В книге английского историка Юма, которая послужила Твену одним из основных источников при создании его романа, он нашел чрезвычайно сочувственную характеристику этого юного короля, умершего в возрасте 16 лет, и сделал ее отправной точкой при создании образа своего героя. Как любой волшебный принц из сказки, он может носить любое имя. Та идея, которая воплощена в его образе, связана не с одной эпохой, а со всей человеческой историей. На всем ее протяжении существовали «принцы» и «нищие», богатые и бедные, рабовладельцы и рабы, угнетатели и угнетенные. Твен создает некую обобщенную картину средневековья. Ее можно уподобить карандашному рисунку, который сходен с оригиналом не столько отдельными, тщательно выписанными деталями, сколько своими контурами, общим обликом.

Грязные, узкие улочки, лондонский мост, по обеим сторонам которого красуются нанизанные на острия головы недавних жертв королевского гнева, дома с окнами из разноцветных стекол, отшельник, воображающий себя архангелом, пестрые толпы нищих на соборных папертях и площадях — все эти зарисовки жизни тюдоровской Англии в какой-то степени доносят до читателя атмосферу средневековья.

Но во всех бегло очерченных атрибутах средневековья мы не ощущаем нажима авторского карандаша. Твена отнюдь не увлекает проблема создания «местного колорита». Его задача заключается в другом. Глядя на средневековый мир глазами ребенка, Твен очеловечивает и оживляет его, одновременно демонстрируя бесчеловечность и мертвенность его государственных принципов. Средневековая Англия для него не страна, населенная редкостными и диковинными ископаемыми, а мир людей с обычными для них чувствами и переживаниями. Они не совершают фантастических подвигов, не предаются возвышенной декламации, а живут обычной жизнью, очень сходной с жизнью людей XIX столетия. В глазах Твена психология человека XVI столетия в самых существенных и общих проявлениях мало отличается от психологии современных людей. Далекий от эстетизации средневековья, он не любуется средневековыми костюмами, архитектурой, обстановкой, не загромождает своей книги тяжеловесным историческим реквизитом. Аксессуары английского средневекового быта не вызывают у писателя никакого благоговения и восторга, не имеют для него самодовлеющей эстетической ценности. В его глазах они не музейные экспонаты, а вещи реального, жизненного назначения.
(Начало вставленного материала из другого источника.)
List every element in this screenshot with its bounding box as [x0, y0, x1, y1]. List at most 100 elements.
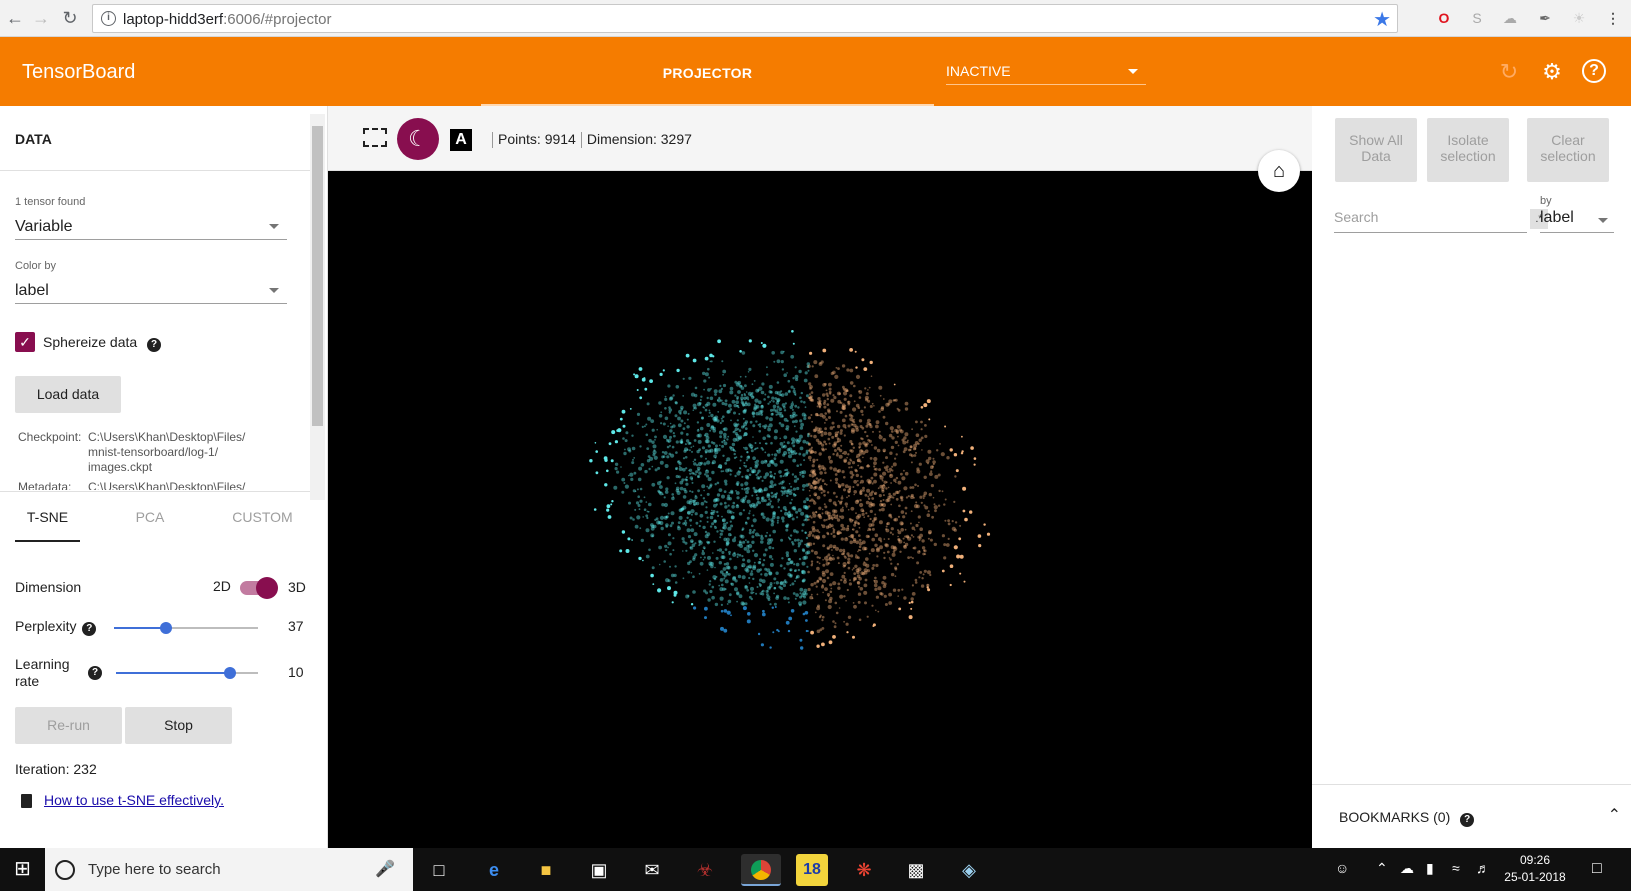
- data-point[interactable]: [743, 464, 746, 467]
- data-point[interactable]: [664, 544, 668, 548]
- data-point[interactable]: [890, 527, 894, 531]
- reload-icon[interactable]: ↻: [59, 7, 81, 29]
- data-point[interactable]: [719, 384, 722, 387]
- data-point[interactable]: [927, 570, 931, 575]
- data-point[interactable]: [646, 447, 650, 450]
- data-point[interactable]: [749, 467, 753, 470]
- data-point[interactable]: [838, 454, 843, 459]
- data-point[interactable]: [810, 560, 814, 563]
- data-point[interactable]: [747, 371, 750, 373]
- data-point[interactable]: [708, 376, 711, 379]
- data-point[interactable]: [827, 410, 831, 414]
- file-explorer-icon[interactable]: ■: [530, 854, 562, 886]
- data-point[interactable]: [698, 401, 702, 405]
- data-point[interactable]: [834, 374, 839, 379]
- data-point[interactable]: [755, 459, 759, 463]
- menu-icon[interactable]: ⋮: [1603, 8, 1623, 28]
- data-point[interactable]: [628, 501, 631, 505]
- data-point[interactable]: [716, 399, 719, 402]
- data-point[interactable]: [760, 573, 763, 576]
- data-point[interactable]: [732, 576, 736, 581]
- data-point[interactable]: [729, 520, 732, 523]
- data-point[interactable]: [767, 502, 772, 506]
- data-point[interactable]: [760, 540, 764, 544]
- data-point[interactable]: [723, 577, 726, 580]
- data-point[interactable]: [893, 383, 896, 386]
- data-point[interactable]: [863, 590, 868, 595]
- data-point[interactable]: [955, 469, 959, 473]
- skype-extension-icon[interactable]: S: [1467, 8, 1487, 28]
- data-point[interactable]: [796, 464, 799, 468]
- data-point[interactable]: [855, 374, 861, 379]
- data-point[interactable]: [834, 473, 838, 476]
- data-point[interactable]: [868, 492, 873, 497]
- data-point[interactable]: [771, 412, 774, 415]
- data-point[interactable]: [847, 508, 850, 511]
- data-point[interactable]: [904, 506, 908, 510]
- data-point[interactable]: [890, 572, 895, 577]
- data-point[interactable]: [867, 515, 870, 518]
- data-point[interactable]: [894, 517, 898, 522]
- data-point[interactable]: [708, 411, 711, 414]
- data-point[interactable]: [667, 512, 670, 515]
- data-point[interactable]: [848, 466, 851, 469]
- data-point[interactable]: [903, 544, 907, 548]
- data-point[interactable]: [897, 538, 900, 541]
- data-point[interactable]: [647, 455, 651, 458]
- data-point[interactable]: [921, 449, 923, 451]
- data-point[interactable]: [690, 528, 695, 533]
- data-point[interactable]: [705, 457, 707, 460]
- data-point[interactable]: [672, 549, 675, 552]
- data-point[interactable]: [621, 490, 625, 494]
- data-point[interactable]: [770, 459, 774, 463]
- data-point[interactable]: [741, 527, 745, 530]
- data-point[interactable]: [728, 491, 731, 494]
- data-point[interactable]: [909, 448, 912, 451]
- data-point[interactable]: [852, 486, 855, 488]
- data-point[interactable]: [873, 479, 877, 484]
- data-point[interactable]: [678, 475, 681, 479]
- data-point[interactable]: [693, 439, 697, 442]
- data-point[interactable]: [803, 595, 807, 599]
- data-point[interactable]: [736, 496, 740, 500]
- data-point[interactable]: [764, 534, 768, 538]
- data-point[interactable]: [758, 501, 761, 505]
- data-point[interactable]: [809, 459, 812, 462]
- data-point[interactable]: [643, 425, 646, 428]
- data-point[interactable]: [756, 496, 760, 501]
- data-point[interactable]: [787, 379, 791, 383]
- data-point[interactable]: [659, 480, 662, 483]
- data-point[interactable]: [810, 484, 813, 487]
- data-point[interactable]: [839, 429, 843, 433]
- data-point[interactable]: [816, 593, 819, 596]
- search-by-select[interactable]: label: [1540, 209, 1614, 233]
- isolate-selection-button[interactable]: Isolate selection: [1427, 118, 1509, 182]
- data-point[interactable]: [746, 589, 749, 592]
- data-point[interactable]: [857, 549, 861, 552]
- data-point[interactable]: [830, 532, 833, 535]
- data-point[interactable]: [844, 556, 847, 559]
- data-point[interactable]: [849, 540, 853, 545]
- data-point[interactable]: [706, 396, 709, 400]
- data-point[interactable]: [735, 482, 739, 486]
- data-point[interactable]: [724, 505, 728, 509]
- data-point[interactable]: [787, 390, 791, 394]
- data-point[interactable]: [708, 415, 710, 418]
- data-point[interactable]: [803, 378, 808, 383]
- data-point[interactable]: [934, 474, 939, 479]
- data-point[interactable]: [696, 434, 700, 438]
- data-point[interactable]: [754, 465, 758, 469]
- data-point[interactable]: [746, 619, 751, 624]
- data-point[interactable]: [810, 583, 814, 587]
- data-point[interactable]: [722, 522, 727, 527]
- data-point[interactable]: [818, 452, 822, 456]
- data-point[interactable]: [723, 609, 728, 613]
- data-point[interactable]: [873, 446, 878, 450]
- data-point[interactable]: [927, 510, 930, 513]
- data-point[interactable]: [858, 545, 862, 549]
- data-point[interactable]: [702, 558, 705, 561]
- data-point[interactable]: [825, 389, 828, 392]
- data-point[interactable]: [714, 393, 717, 396]
- data-point[interactable]: [759, 442, 761, 445]
- data-point[interactable]: [801, 570, 806, 575]
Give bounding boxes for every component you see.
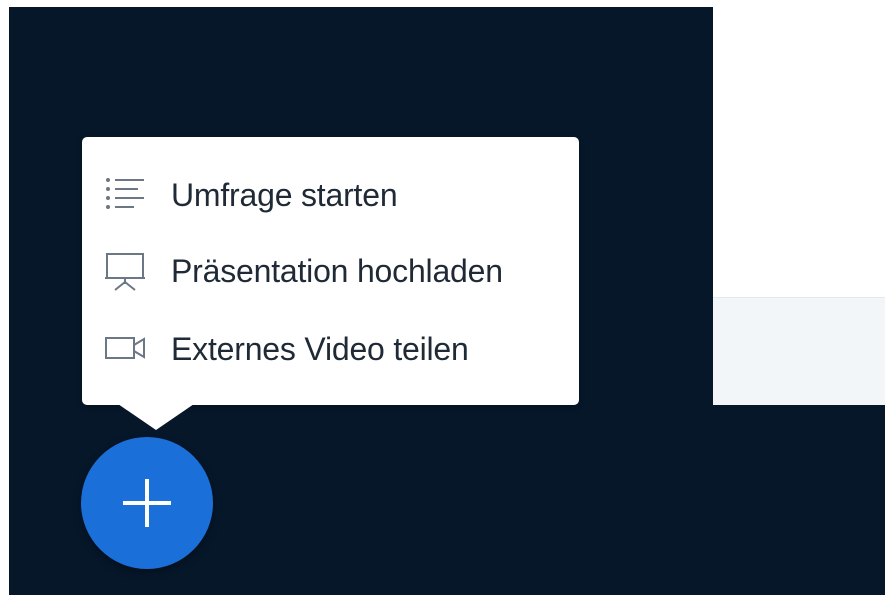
app-window: Umfrage starten Präsentation hochladen E… xyxy=(0,0,885,595)
video-camera-icon xyxy=(102,326,148,372)
menu-item-label: Umfrage starten xyxy=(171,176,398,213)
actions-button[interactable] xyxy=(81,437,213,569)
side-panel-strip xyxy=(713,297,885,405)
menu-item-share-external-video[interactable]: Externes Video teilen xyxy=(82,314,579,384)
list-icon xyxy=(102,172,148,218)
plus-icon xyxy=(117,473,177,533)
menu-item-start-poll[interactable]: Umfrage starten xyxy=(82,160,579,230)
menu-item-label: Präsentation hochladen xyxy=(171,252,503,289)
actions-menu-pointer xyxy=(118,404,194,430)
menu-item-label: Externes Video teilen xyxy=(171,330,469,367)
presentation-icon xyxy=(102,248,148,294)
menu-item-upload-presentation[interactable]: Präsentation hochladen xyxy=(82,236,579,306)
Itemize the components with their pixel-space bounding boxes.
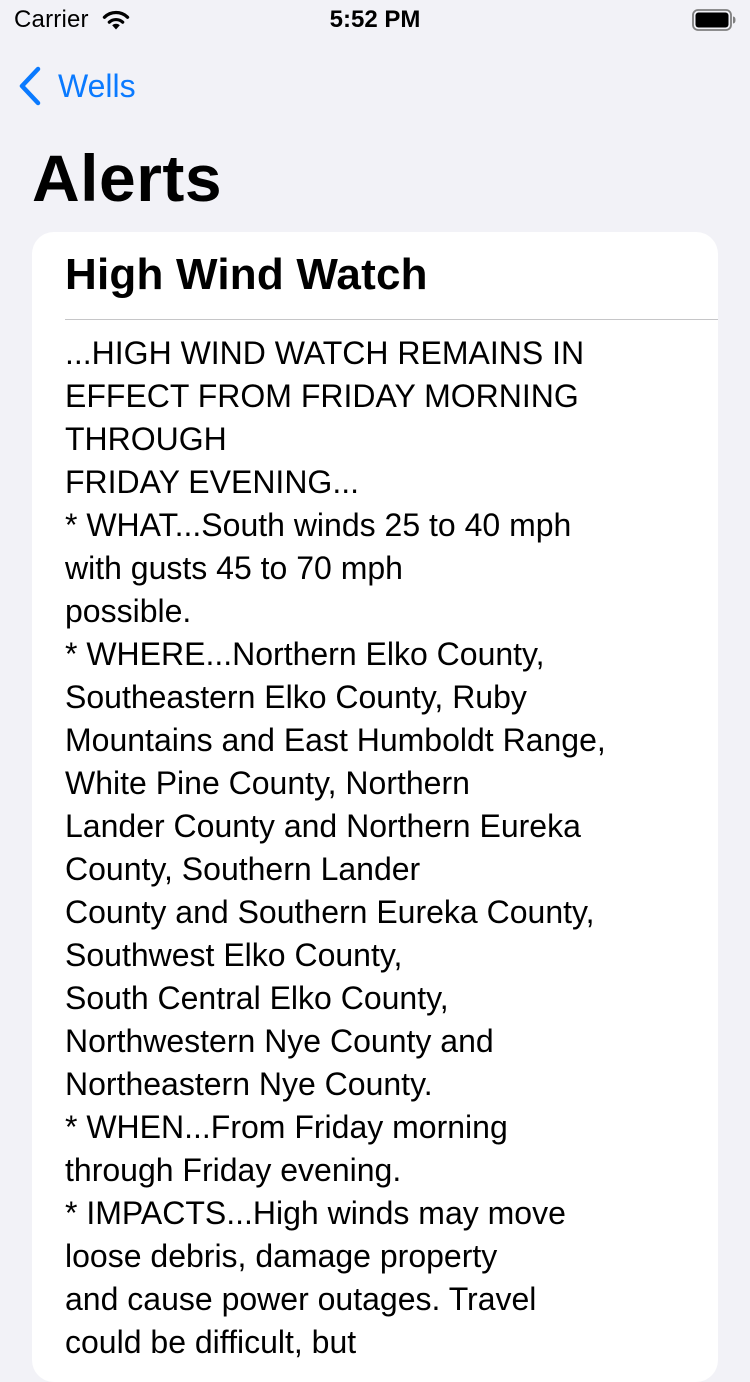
page-title: Alerts bbox=[32, 141, 223, 215]
alert-text-line: County, Southern Lander bbox=[65, 851, 421, 887]
alert-text-line: FRIDAY EVENING... bbox=[65, 464, 359, 500]
alert-text-line: * WHERE...Northern Elko County, bbox=[65, 636, 545, 672]
alert-text-line: could be difficult, but bbox=[65, 1324, 357, 1360]
alert-text-line: Southeastern Elko County, Ruby bbox=[65, 679, 527, 715]
chevron-left-icon bbox=[19, 66, 41, 106]
clock: 5:52 PM bbox=[329, 6, 421, 33]
divider bbox=[65, 319, 718, 320]
alert-description: ...HIGH WIND WATCH REMAINS IN EFFECT FRO… bbox=[65, 332, 705, 1364]
alert-text-line: * IMPACTS...High winds may move bbox=[65, 1195, 566, 1231]
alert-text-line: THROUGH bbox=[65, 421, 227, 457]
alert-card: High Wind Watch ...HIGH WIND WATCH REMAI… bbox=[32, 232, 718, 1382]
alert-text-line: possible. bbox=[65, 593, 192, 629]
alert-text-line: EFFECT FROM FRIDAY MORNING bbox=[65, 378, 579, 414]
alert-text-line: through Friday evening. bbox=[65, 1152, 402, 1188]
alert-text-line: loose debris, damage property bbox=[65, 1238, 498, 1274]
alert-text-line: with gusts 45 to 70 mph bbox=[65, 550, 403, 586]
navigation-bar: Wells bbox=[0, 60, 750, 110]
alert-text-line: White Pine County, Northern bbox=[65, 765, 470, 801]
alert-text-line: Northeastern Nye County. bbox=[65, 1066, 433, 1102]
back-label: Wells bbox=[58, 67, 136, 104]
alert-text-line: * WHAT...South winds 25 to 40 mph bbox=[65, 507, 572, 543]
alert-text-line: ...HIGH WIND WATCH REMAINS IN bbox=[65, 335, 585, 371]
battery-icon bbox=[692, 9, 736, 31]
alert-text-line: * WHEN...From Friday morning bbox=[65, 1109, 508, 1145]
alert-title: High Wind Watch bbox=[65, 250, 428, 299]
alert-text-line: Mountains and East Humboldt Range, bbox=[65, 722, 606, 758]
status-bar: Carrier 5:52 PM bbox=[0, 0, 750, 40]
alert-text-line: Northwestern Nye County and bbox=[65, 1023, 494, 1059]
back-button[interactable]: Wells bbox=[18, 64, 136, 108]
alert-text-line: Southwest Elko County, bbox=[65, 937, 403, 973]
alert-text-line: South Central Elko County, bbox=[65, 980, 449, 1016]
alert-text-line: Lander County and Northern Eureka bbox=[65, 808, 581, 844]
alert-text-line: and cause power outages. Travel bbox=[65, 1281, 537, 1317]
alert-text-line: County and Southern Eureka County, bbox=[65, 894, 595, 930]
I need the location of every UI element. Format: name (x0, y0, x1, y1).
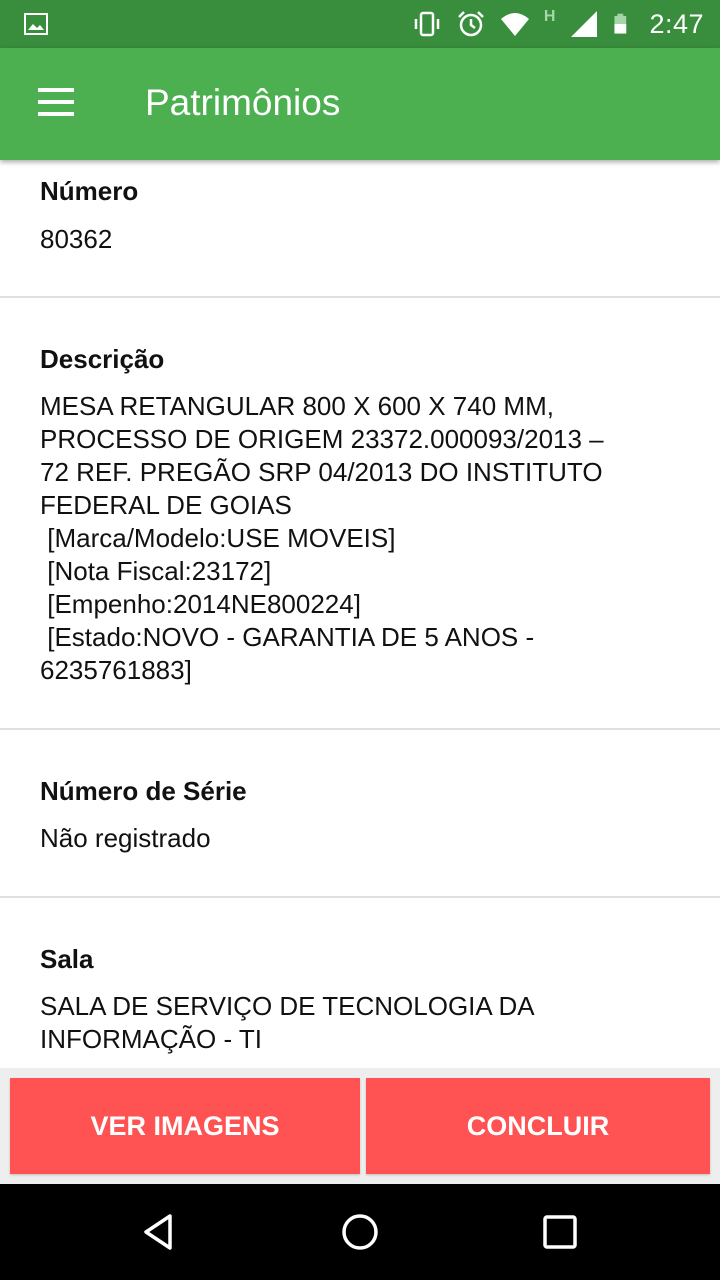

И он говорит о них в будничной и даже несколько фамильярной манере, совершенно уничтожающей всякое представление об их необычной, экзотической природе.

Так, Майлс Гендон появляется перед глазами читателя в традиционном средневековом костюме со всеми классическими его атрибутами — шпагой, шляпой о пером, плащом. Однако все эти «поэтические» принадлежности рыцарского туалета носят на себе следы тех житейских превратностей, каким подвергался их владелец: «Его камзол и штаны были из дорогой материи, но материя выцвела и была протерта до ниток, а золотые галуны плачевно потускнели, брыжи на воротнике были измяты и продраны, широкие поля шляпы опущены книзу; перо на шляпе было сломано, забрызгано грязью и вообще имело изрядно потрепанный вид, не внушавший большого уважения» (5, 494).

Эта выразительная картина (выполненная с обычным для Твена вниманием к деталям) как бы толкает читателя навстречу «неожиданному» выводу, что и та одежда, которую он привык видеть за витринами музеев и на иллюстрациях учебников истории, так же изнашивалась и рвалась, как прозаические костюмы современных людей. Люди всегда оставались людьми, в каких бы жилищах они ни жили и в какие бы одежды они ни облекались…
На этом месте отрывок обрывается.